They call them “gliders,” but these move through water instead of air. Two new robotic gliders, which are autonomous underwater vehicles, powered by changes in their own buoyancy or by different temperature layers in the ocean, will be tested operationally off Southern California this winter. Both gliders were developed with support from the Office of Naval Research (USA), which is interested in such systems because they offer the Navy and Marine Corps potential tools for collecting data about regions of the ocean necessary for mine countermeasures and other tasks important to expeditionary warfare.
The Slocum Glider, developed by Webb Research (Massachusetts), uses a heat engine that draws energy from the ocean thermocline - a layer where the ocean’s temperature changes rapidly - the boundary between the warmer water above and the cooler waters below. The glider cycles thousands of times between the surface and a programmed depth, getting the energy it needs to change its buoyancy from the heat flow of the surrounding water. This long-range deep ocean glider is designed to cruise for five years in a vertical zig-zag from the surface to depths of about 5,000 feet and back. As it does so it measures salinity and temperature, plots currents and eddies, counts microscopic plants, and even records “biological” sounds like whale songs.

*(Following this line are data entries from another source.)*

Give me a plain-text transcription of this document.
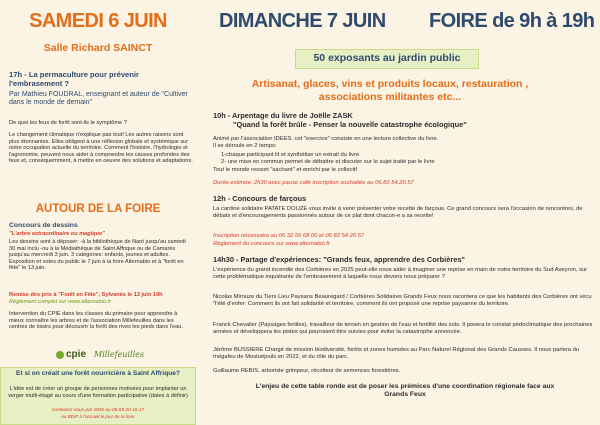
SAMEDI 6 JUIN
Salle Richard SAINCT
17h - La permaculture pour prévenir l'embrasement ?
Par Mathieu FOUDRAL, enseignant et auteur de "Cultiver dans le monde de demain"
De quoi les feux de forêt sont-ils le symptôme ?
Le changement climatique n'explique pas tout! Les autres raisons sont plus étonnantes. Elles obligent à une réflexion globale et systémique sur notre occupation actuelle du territoire. Comment l'histoire, l'hydrologie et l'agronomie, peuvent nous aider à comprendre les causes profondes des feux et, conséquemment, à mettre en oeuvre des solutions et adaptations.
AUTOUR DE LA FOIRE
Concours de dessins
"L'arbre extraordinaire ou magique"
Les dessins sont à déposer: -à la bibliothèque de Nant jusqu'au samedi 30 mai inclu -ou à la Médiathèque de Saint Affrique ou de Camarès jusqu'au mercredi 3 juin. 3 catégories: enfants, jeunes et adultes. Exposition et votes du public le 7 juin à la foire Alternabio et à "forêt en fête" le 13 juin.
Remise des prix à "Forêt en Fête", Sylvanès le 13 juin 19h
Règlement complet sur www.alternabio.fr
Intervention du CPIE dans les classes du primaire pour apprendre à mieux connaître les arbres et de l'association Millefeuilles dans les centres de loisirs pour découvrir la forêt des rives les pieds dans l'eau.
cpie Millefeuilles
Et si on créait une forêt nourricière à Saint Affrique?
L'idée est de créer un groupe de personnes motivées pour implanter un verger multi-étagé au cours d'une formation participative (dates à définir)
contactez nous par SMS au 06.85.20.18.17
ou BDIF à l'accueil le jour de la foire
DIMANCHE 7 JUIN FOIRE de 9h à 19h
50 exposants au jardin public
Artisanat, glaces, vins et produits locaux, restauration , associations militantes etc...
10h - Arpentage du livre de Joëlle ZASK
"Quand la forêt brûle - Penser la nouvelle catastrophe écologique"
Animé par l'association IDEES. cet "exercice" consiste en une lecture collective du livre.
Il se déroule en 2 temps:
1-chaque participant lit et synthétise un extrait du livre
2- une mise en commun permet de débattre et discuter sur le sujet traité par le livre
Tout le monde ressort "sachant" et enrichi par le collectif
Durée estimée: 2h30 avec pause café Inscription souhaitée au 06.82.54.20.57
12h - Concours de farçous
La cantine solidaire PATATE DOUZE vous invite à venir présenter votre recette de farçous. Ce grand concours sera l'occasion de rencontres, de débats et d'encouragements passionnés autour de ce plat dont chacun-e a sa recette!
Inscription nécessaire au 06 32 56 68 00 et 06 82 54 20 57
Règlement du concours sur www.alternabio.fr
14h30 - Partage d'expériences: "Grands feux, apprendre des Corbières"
L'expérience du grand incendie des Corbières en 2025 peut-elle nous aider à imaginer une reprise en main de notre territoire du Sud Aveyron, sur cette problématique inquiétante de l'embrasement à laquelle nous devons nous préparer ?
Nicolas Mirouze du Tiers Lieu Paysans Beauregard / Corbières Solidaires Grands Feux nous racontera ce que les habitants des Corbières ont vécu "l'été d'enfer: Comment ils ont fait solidarité et territoire, comment ils ont proposé une reprise paysanne du territoire.
Franck Chevalier (Paysages fertiles), travailleur de terrain en gestion de l'eau et fertilité des sols. Il posera le constat pédoclimatique des prochaines années et développera les pistes qui pourraient être suivies pour éviter la catastrophe annoncée.
Jérôme BUSSIERE Chargé de mission biodiversité, forêts et zones humides au Parc Naturel Régional des Grands Causses. Il nous parlera du mégafeu de Mostuéjouls en 2022, et du rôle du parc.
Guillaume REBIS, arboriste grimpeur, récolteur de semences forestières.
L'enjeu de cette table ronde est de poser les prémices d'une coordination régionale face aux Grands Feux
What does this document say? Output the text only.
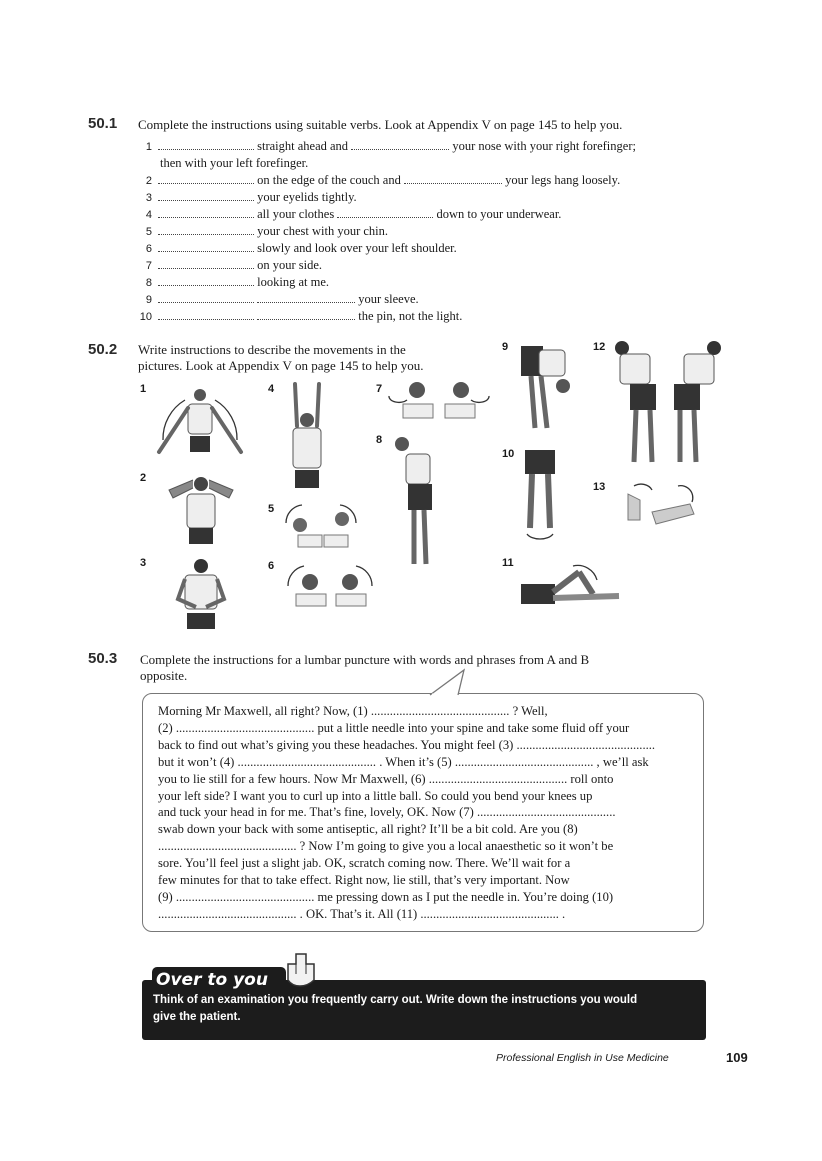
50.1 Complete the instructions using suitable verbs. Look at Appendix V on page 145 to help you.
1	straight ahead and	your nose with your right forefinger;
then with your left forefinger.
2	on the edge of the couch and	your legs hang loosely.
3	your eyelids tightly.
4	all your clothes	down to your underwear.
5	your chest with your chin.
6	slowly and look over your left shoulder.
7	on your side.
8	looking at me.
9	your sleeve.
10	the pin, not the light.
50.2 Write instructions to describe the movements in the
pictures. Look at Appendix V on page 145 to help you.
1
2
3
4
5
6
7
8
9
10
11
12
13
50.3 Complete the instructions for a lumbar puncture with words and phrases from A and B
opposite.
Morning Mr Maxwell, all right? Now, (1) ............................................ ? Well,
(2) ............................................ put a little needle into your spine and take some fluid off your
back to find out what’s giving you these headaches. You might feel (3) ............................................
but it won’t (4) ............................................ . When it’s (5) ............................................ , we’ll ask
you to lie still for a few hours. Now Mr Maxwell, (6) ............................................ roll onto
your left side? I want you to curl up into a little ball. So could you bend your knees up
and tuck your head in for me. That’s fine, lovely, OK. Now (7) ............................................
swab down your back with some antiseptic, all right? It’ll be a bit cold. Are you (8)
............................................ ? Now I’m going to give you a local anaesthetic so it won’t be
sore. You’ll feel just a slight jab. OK, scratch coming now. There. We’ll wait for a
few minutes for that to take effect. Right now, lie still, that’s very important. Now
(9) ............................................ me pressing down as I put the needle in. You’re doing (10)
............................................ . OK. That’s it. All (11) ............................................ .
Over to you
Think of an examination you frequently carry out. Write down the instructions you would
give the patient.
Professional English in Use Medicine	109
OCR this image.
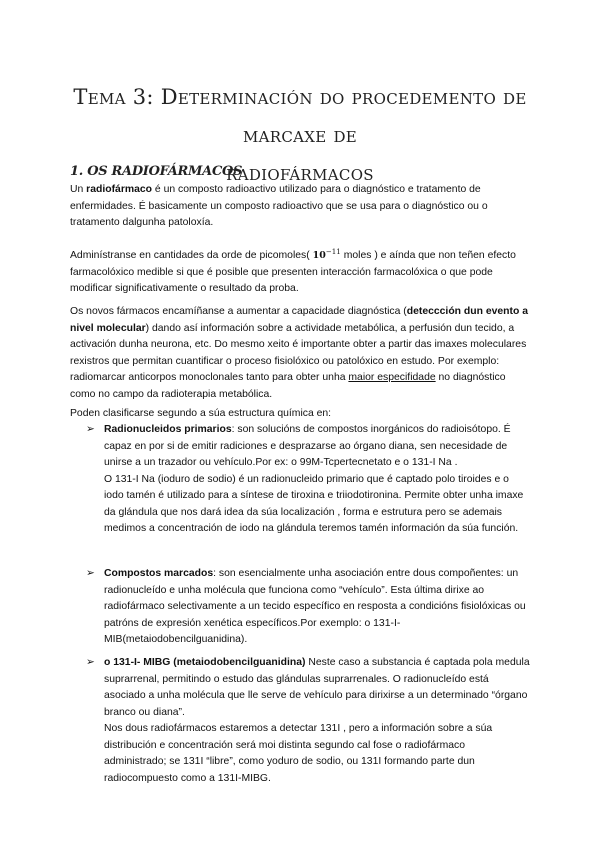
Tema 3: Determinación do procedemento de marcaxe de
radiofármacos
1. OS RADIOFÁRMACOS

Un radiofármaco é un composto radioactivo utilizado para o diagnóstico e tratamento de enfermidades. É basicamente un composto radioactivo que se usa para o diagnóstico ou o tratamento dalgunha patoloxía.

Adminístranse en cantidades da orde de picomoles( $10^{-11}$ moles ) e aínda que non teñen efecto farmacolóxico medible si que é posible que presenten interacción farmacolóxica o que pode modificar significativamente o resultado da proba.

Os novos fármacos encamíñanse a aumentar a capacidade diagnóstica (deteccción dun evento a nivel molecular) dando así información sobre a actividade metabólica, a perfusión dun tecido, a activación dunha neurona, etc. Do mesmo xeito é importante obter a partir das imaxes moleculares rexistros que permitan cuantificar o proceso fisiolóxico ou patolóxico en estudo. Por exemplo: radiomarcar anticorpos monoclonales tanto para obter unha maior especifidade no diagnóstico como no campo da radioterapia metabólica.

Poden clasificarse segundo a súa estructura química en:

➢ Radionucleidos primarios: son solucións de compostos inorgánicos do radioisótopo. É capaz en por si de emitir radiciones e desprazarse ao órgano diana, sen necesidade de unirse a un trazador ou vehículo.Por ex: o 99M-Tcpertecnetato e o 131-I Na .
O 131-I Na (ioduro de sodio) é un radionucleido primario que é captado polo tiroides e o iodo tamén é utilizado para a síntese de tiroxina e triiodotironina. Permite obter unha imaxe da glándula que nos dará idea da súa localización , forma e estrutura pero se ademais medimos a concentración de iodo na glándula teremos tamén información da súa función.
➢ Compostos marcados: son esencialmente unha asociación entre dous compoñentes: un radionucleído e unha molécula que funciona como “vehículo”. Esta última dirixe ao radiofármaco selectivamente a un tecido específico en resposta a condicións fisiolóxicas ou patróns de expresión xenética específicos.Por exemplo: o 131-I- MIB(metaiodobencilguanidina).
➢ o 131-I- MIBG (metaiodobencilguanidina) Neste caso a substancia é captada pola medula suprarrenal, permitindo o estudo das glándulas suprarrenales. O radionucleído está asociado a unha molécula que lle serve de vehículo para dirixirse a un determinado “órgano branco ou diana”.
Nos dous radiofármacos estaremos a detectar 131I , pero a información sobre a súa distribución e concentración será moi distinta segundo cal fose o radiofármaco administrado; se 131I “libre”, como yoduro de sodio, ou 131I formando parte dun radiocompuesto como a 131I-MIBG.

The second robot, developed by the University of Washington Applied Physics Laboratory, is called a Seaglider. It is propelled by buoyancy control and wing lift to alternately dive and climb along slanting glide paths. It dead reckons underwater between Global Positioning System (GPS) navigation fixes it obtains at the surface, and so glides through a sequence of programmed waypoints. It transmits data and receives commands via satellite data telemetry when it exposes an antenna above the sea surface for a few minutes between dive cycles. Seaglider has enough range to cross an entire ocean basin in missions that last months, all the while diving and rising between the surface and waters as deep as 3500 feet. It can be launched and recovered manually from a small boat with a crew of two, and so doesn’t rely on costly ships for its deployment. Seaglider collects high resolution pro-files of physical, chemical, and bio-optical properties of the ocean.